Afferrò la bacchetta vera e si voltò per scoprire che la salsa sul fornello fumava.
«Dai» disse Ron in fretta a Harry, prendendo una manciata di posate dal cassetto aperto, «andiamo ad aiutare Bill e Charlie».
Lasciarono la signora Weasley e uscirono nel cortile dalla porta sul retro.
Avevano fatto solo pochi passi quando Grattastinchi, il gatto di Hermione, fulvo e dalle zampe alquanto storte, scattò fuori dal giardino, la coda a scovolo ritta in aria, inseguendo quella che sembrava una patata fangosa con le gambe. Harry riconobbe uno gnomo: alto a stento venticinque centimetri, aveva piedini callosi che scalpicciavano rapidissimi mentre sfrecciava attraverso il cortile e si tuffava di testa in uno degli stivali di gomma sparpagliati attorno alla porta. Harry udì lo gnomo ridacchiare come un pazzo mentre Grattastinchi infilava una zampa nello stivale, tentando di afferrarlo. Contemporaneamente, dal giardino sul lato opposto della casa si levò un fracasso tremendo: Bill e Charlie, con le bacchette sguainate, avevano incominciato un duello tra due vecchi tavoli che fluttuavano a mezz’aria, facendoli cozzare uno contro l’altro nel tentativo di abbattersi a vicenda.

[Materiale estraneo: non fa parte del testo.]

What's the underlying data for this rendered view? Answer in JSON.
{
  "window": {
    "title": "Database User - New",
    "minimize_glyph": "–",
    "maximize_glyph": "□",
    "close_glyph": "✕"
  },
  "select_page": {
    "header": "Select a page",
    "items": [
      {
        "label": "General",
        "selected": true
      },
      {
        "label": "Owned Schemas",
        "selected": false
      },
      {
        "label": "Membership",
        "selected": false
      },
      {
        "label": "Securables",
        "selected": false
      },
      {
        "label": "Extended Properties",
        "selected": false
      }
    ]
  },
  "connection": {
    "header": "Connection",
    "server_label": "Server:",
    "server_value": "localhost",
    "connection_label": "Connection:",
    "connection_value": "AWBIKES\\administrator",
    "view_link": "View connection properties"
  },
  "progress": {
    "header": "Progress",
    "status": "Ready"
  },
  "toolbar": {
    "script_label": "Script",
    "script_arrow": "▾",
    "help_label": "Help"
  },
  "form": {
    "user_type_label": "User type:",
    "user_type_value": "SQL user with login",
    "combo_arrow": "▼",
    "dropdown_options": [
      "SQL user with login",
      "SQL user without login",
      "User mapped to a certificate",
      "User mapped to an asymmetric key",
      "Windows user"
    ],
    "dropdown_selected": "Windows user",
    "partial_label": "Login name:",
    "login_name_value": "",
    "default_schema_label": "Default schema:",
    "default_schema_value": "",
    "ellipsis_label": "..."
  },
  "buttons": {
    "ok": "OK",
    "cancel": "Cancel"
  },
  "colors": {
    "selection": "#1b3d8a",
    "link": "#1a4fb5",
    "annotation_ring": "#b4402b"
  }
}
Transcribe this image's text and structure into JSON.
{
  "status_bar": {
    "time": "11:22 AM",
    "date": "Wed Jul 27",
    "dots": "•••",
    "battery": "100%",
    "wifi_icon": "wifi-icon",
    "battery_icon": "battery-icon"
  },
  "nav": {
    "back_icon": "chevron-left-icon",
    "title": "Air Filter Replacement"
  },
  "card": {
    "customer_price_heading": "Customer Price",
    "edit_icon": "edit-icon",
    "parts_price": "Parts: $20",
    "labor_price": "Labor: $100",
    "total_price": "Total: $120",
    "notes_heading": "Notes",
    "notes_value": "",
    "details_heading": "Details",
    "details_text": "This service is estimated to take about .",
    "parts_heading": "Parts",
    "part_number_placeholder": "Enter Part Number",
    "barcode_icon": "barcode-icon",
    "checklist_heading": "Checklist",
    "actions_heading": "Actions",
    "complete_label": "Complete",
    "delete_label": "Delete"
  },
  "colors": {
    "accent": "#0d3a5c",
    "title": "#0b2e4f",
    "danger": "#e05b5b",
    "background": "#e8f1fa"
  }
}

Fred e George facevano il tifo; Ginny rideva e Hermione guardava in disparte, incerta se divertirsi o preoccuparsi.
Il tavolo di Bill urtò quello di Charlie con un gran tonfo e gli strappò una gamba. Giunsero altri rumori dall’alto; tutti guardarono in su e videro la testa di Percy spuntare da una finestra del secondo piano.
«Volete darvi una calmata?» ululò.
«Scusa, Perce» disse Bill con un gran sorriso. «Come vanno i tuoi fondi di calderone?»
«Molto male» disse Percy stizzito, e sbatté la finestra. Ridacchiando, Bill e Charlie fecero atterrare i tavoli al sicuro sull’erba, uno vicino all’altro; poi con un tocco di bacchetta, Bill riattaccò la gamba mancante e fece apparire le tovaglie dal nulla.
Alle sette i due tavoli erano carichi di piatti dell’eccellente cucina della signora Weasley, e tutta la famiglia, più Harry e Hermione si sedettero a cena sotto un cielo blu intenso e trasparente. Per uno che era vissuto tutta l’estate mangiando torta sempre più stantia, quello era il paradiso, e all’inizio Harry ascoltò più che parlare, servendosi di pasticcio di pollo e prosciutto, patate bollite e insalata.
All’estremità del tavolo, Percy stava raccontando a suo padre nei dettagli la relazione sui fondi di calderone.